Bock-Splitter: Richard Altorfer
Kari, baff: «Switzerland – Great since 1291». Chapeau, Monsieur Parmelin!
In einer Spezialsendung im Deutschen Fernsehen wird über die extreme Juni-Hitzewelle berichtet, über belastete Senioren und darüber, was zu deren Schutz zu tun sei: Weniger Asphalt, Bäume pflanzen, e-Auto kaufen – das Übliche halt. Die Sendung bringt es fertig, 20 Minuten lang nicht ein einziges Mal das Wort «Air condition» zu nennen. Wie ist das eigentlich im Winter? Gegen Kälte hilft – ganz einfach – heizen. Und gegen sommerliche Hitze? Die Einsicht, dass, wenn’s dereinst im Sommer bald so viele Tage heiss ist wie im Winter kalt, Kühlen mit Kühlgeräten so normal werden könnte wie Wärmen mit Heizungen – für ideologisch Verwirrte offenbar nur schwer zu gewinnen.

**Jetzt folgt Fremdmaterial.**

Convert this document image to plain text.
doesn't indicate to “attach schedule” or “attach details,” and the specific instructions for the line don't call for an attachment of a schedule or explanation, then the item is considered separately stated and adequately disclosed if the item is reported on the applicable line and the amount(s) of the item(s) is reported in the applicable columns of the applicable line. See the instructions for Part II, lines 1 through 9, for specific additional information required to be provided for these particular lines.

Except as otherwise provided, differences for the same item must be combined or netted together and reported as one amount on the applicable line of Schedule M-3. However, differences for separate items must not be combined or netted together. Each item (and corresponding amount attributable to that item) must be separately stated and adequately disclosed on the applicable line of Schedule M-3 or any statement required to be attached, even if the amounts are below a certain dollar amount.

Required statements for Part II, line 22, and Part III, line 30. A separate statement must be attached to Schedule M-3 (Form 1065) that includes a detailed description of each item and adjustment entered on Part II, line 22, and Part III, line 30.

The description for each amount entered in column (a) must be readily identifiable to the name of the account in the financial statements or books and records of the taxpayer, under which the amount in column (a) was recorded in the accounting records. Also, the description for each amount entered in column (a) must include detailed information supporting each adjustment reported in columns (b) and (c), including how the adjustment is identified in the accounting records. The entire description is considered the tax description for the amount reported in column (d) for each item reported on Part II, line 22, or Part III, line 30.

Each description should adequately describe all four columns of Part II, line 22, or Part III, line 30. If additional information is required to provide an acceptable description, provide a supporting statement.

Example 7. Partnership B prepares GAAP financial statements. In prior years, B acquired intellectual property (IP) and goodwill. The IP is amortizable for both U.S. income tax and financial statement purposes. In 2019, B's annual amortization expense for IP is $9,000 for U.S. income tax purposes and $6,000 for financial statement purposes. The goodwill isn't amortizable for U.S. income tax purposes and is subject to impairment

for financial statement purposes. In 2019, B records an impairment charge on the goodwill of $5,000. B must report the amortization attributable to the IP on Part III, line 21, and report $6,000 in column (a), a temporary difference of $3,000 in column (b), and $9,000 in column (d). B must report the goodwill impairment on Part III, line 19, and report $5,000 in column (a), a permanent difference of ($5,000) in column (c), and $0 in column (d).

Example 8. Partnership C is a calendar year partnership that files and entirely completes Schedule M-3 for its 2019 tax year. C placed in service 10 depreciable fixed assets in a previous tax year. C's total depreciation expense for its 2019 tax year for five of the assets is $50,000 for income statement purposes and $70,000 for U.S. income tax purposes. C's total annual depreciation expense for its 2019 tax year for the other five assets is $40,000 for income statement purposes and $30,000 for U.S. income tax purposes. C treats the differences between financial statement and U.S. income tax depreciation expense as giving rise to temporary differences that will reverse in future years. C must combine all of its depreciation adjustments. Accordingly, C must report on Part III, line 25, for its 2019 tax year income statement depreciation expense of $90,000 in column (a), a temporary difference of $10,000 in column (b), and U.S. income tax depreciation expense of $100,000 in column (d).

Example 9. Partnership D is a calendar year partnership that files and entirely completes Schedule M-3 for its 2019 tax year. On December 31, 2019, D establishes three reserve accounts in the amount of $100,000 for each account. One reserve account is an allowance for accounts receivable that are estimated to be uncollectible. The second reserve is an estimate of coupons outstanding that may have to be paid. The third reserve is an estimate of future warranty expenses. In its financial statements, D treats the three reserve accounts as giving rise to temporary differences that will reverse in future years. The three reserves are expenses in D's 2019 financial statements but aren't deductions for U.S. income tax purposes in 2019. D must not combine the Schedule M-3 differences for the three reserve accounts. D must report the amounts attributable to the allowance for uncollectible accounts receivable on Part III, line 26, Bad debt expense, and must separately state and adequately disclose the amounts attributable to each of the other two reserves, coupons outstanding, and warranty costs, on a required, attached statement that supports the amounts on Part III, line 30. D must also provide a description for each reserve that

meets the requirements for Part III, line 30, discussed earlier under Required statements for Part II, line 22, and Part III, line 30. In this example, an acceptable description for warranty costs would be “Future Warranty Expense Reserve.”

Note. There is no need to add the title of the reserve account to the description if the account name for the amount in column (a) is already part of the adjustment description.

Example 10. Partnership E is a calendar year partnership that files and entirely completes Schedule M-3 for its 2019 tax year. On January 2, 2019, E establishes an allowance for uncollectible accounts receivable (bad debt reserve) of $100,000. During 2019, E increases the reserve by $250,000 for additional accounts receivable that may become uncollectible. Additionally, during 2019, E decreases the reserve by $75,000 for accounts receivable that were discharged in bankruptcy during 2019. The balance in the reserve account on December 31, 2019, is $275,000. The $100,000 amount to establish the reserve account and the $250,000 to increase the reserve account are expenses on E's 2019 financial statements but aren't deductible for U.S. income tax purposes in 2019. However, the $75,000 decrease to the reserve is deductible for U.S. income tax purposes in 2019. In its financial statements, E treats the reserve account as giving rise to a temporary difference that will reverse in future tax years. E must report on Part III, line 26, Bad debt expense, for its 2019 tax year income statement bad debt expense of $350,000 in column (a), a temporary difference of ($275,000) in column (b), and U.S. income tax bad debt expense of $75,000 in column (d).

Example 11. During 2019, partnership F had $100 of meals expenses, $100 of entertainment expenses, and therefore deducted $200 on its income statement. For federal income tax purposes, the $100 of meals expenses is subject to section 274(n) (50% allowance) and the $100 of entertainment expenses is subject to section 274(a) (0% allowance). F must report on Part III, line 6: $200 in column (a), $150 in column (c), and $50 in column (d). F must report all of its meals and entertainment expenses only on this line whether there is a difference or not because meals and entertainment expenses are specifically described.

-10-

Wenn Sie nicht mehr sein wollen, was Sie sind, zum Beispiel Mann oder Frau oder irgendwas dazwischen, dann lassen Sie sich «lesen». So heisst das heute. Sie sind kein Mops, fühlen sich aber – wie Loriot selig seinerzeit – zu Möpsen hingezogen und möchten am liebsten selber einer sein, dann lassen Sie sich eben als Mops «lesen». Das geht problemlos, weil Ihrer «Lesart» zu widersprechen diskriminierend wäre. Wenn Sie als Mann (mit Schnippel, logo) unter lauter nackte Frauen geraten (wollen), zum Beispiel im FKK-Frauenbad, dann lassen Sie sich eben als Frau «lesen» – ein vorgängiger Eintrag im Zivilstandsamt genügt. Keiner wird wagen, Ihnen Ihr Recht auf Ihr «Gelesenwerdenwollen» abzusprechen. Vorschlag: Lassen Sie sich als (notfalls «verkanntes») Genie «lesen», die Dummen werden höflich dazu nicken.
Therese, so jung wie hübsch und so klug wie freizügig: Sie wohne jetzt in … ach, egal … und dort sei’s inzwischen so, dass die Männer ihr nicht mehr wie früher hinterherpfiffen, sondern (politisch korrekt) zuerst fragten, ob sie eine Frau sei.
Eine Studie aus Schweden zeigt, dass Personen mit dem Alzheimer-Risiko-Gen APOE4 schneller oder langsamer Alzheimer-Symptome entwickeln, je nachdem, ob sie Fleisch essen oder nicht. Man wagt’s ja kaum zu sagen: Jene, die am meisten Fleisch assen, wurden später dement als die (Fast-)Vegetarier. Zugegeben, und das tut einem leid: Schlechte News nicht nur für Vegetarier, sondern auch für Rind, Huhn, Schwein & Co.
Wenn Sie beim Abwaschen oder beim Ein- oder Ausräumen des Geschirrspülers öfters mal etwas falsch machen oder fallen lassen und so Scherben produzieren, dann ist das entweder ein Zeichen von Trotteligkeit oder aber die clevere Vortäuschung von Unfähigkeit. Für Leute, die zwar faul, aber clever sind, zur Info: Der (alte) Trick hat einen modernen Namen: «strategische Inkompetenz».
Man spreche besser nicht über Sex im Alter, meint die frivole Gisela; man spiele auch nicht Mikado mit verkochten Spaghetti.
Der Flachwitz am Ende. Sie: «Mit der neuen Brille siehst du richtig scheisse aus!» Er, erstaunt: «Ich habe gar keine neue Brille.» Sie: «Ja, ich weiss. Aber ich!»